CULTURA NAS EMPRESAS

Inicia-se o presente capítulo lembrando que direito é compartição de

liberdade e surge da necessidade de regular as relações de conduta para a

convivência do homem em sociedade, este ser social que, desde o seu nascedouro

“vive com” ou convive em sociedade.

Quando o homem primitivo deixou de viver apenas com base nas leis da

natureza e começou a transformar essa natureza para melhorar sua vida em grupo,

iniciou a cultura da humanidade ou a sociedade humana.

Cultura e sociedade se entrelaçam na evolução humana, a cada época ou

em cada território. O que diferencia os diversos grupos sociais é sua cultura.

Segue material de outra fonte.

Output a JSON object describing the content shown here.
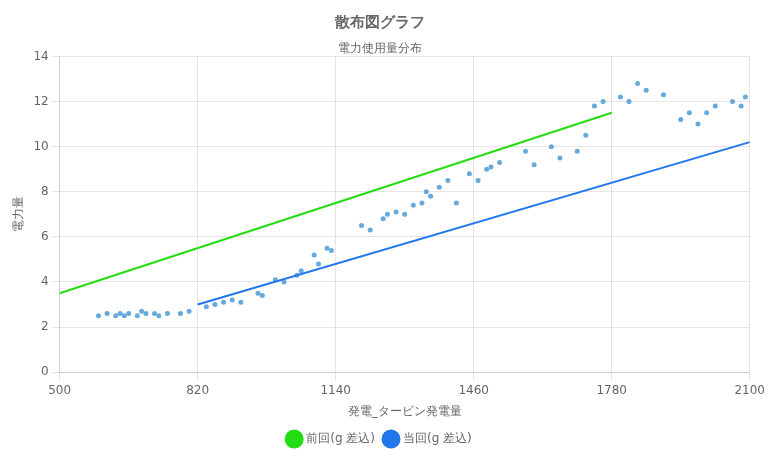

Pretende-se demonstrar neste capítulo, como a cultura interfere nas relações de

trabalho, ocorrida na empresa.

4.1 Direito como ciência cultural ou social

Dada a relevância da questão da cultura, essa vem sendo utilizada pelos

filósofos epistemológicos para a classificação das ciências em campos. De acordo

com a epistemologia, para ser ciência é preciso que existam, necessariamente, três

requisitos.

Deve haver objeto, o qual serve para a autonomização das ciências. A

ciência é única porque tem seu próprio objeto e não se confunde, porquanto cada

uma tem seu objeto específico.

Outro requisito é a possibilidade de utilizar nos seus estudos pelo menos

um dos métodos cognoscitíveis. Método significa caminho para um fim. Nesse caso,

o fim é a obtenção de um conhecimento. Normalmente, o estudo da ciência utiliza

dois métodos, mas um prepondera. Nas ciências da natureza, prepondera o método

indutivo, método que parte da análise de fatos particulares para o geral. Nas

ciências da sociedade, o dedutivo, no qual parte-se do conhecimento geral para

reger os fatos particulares.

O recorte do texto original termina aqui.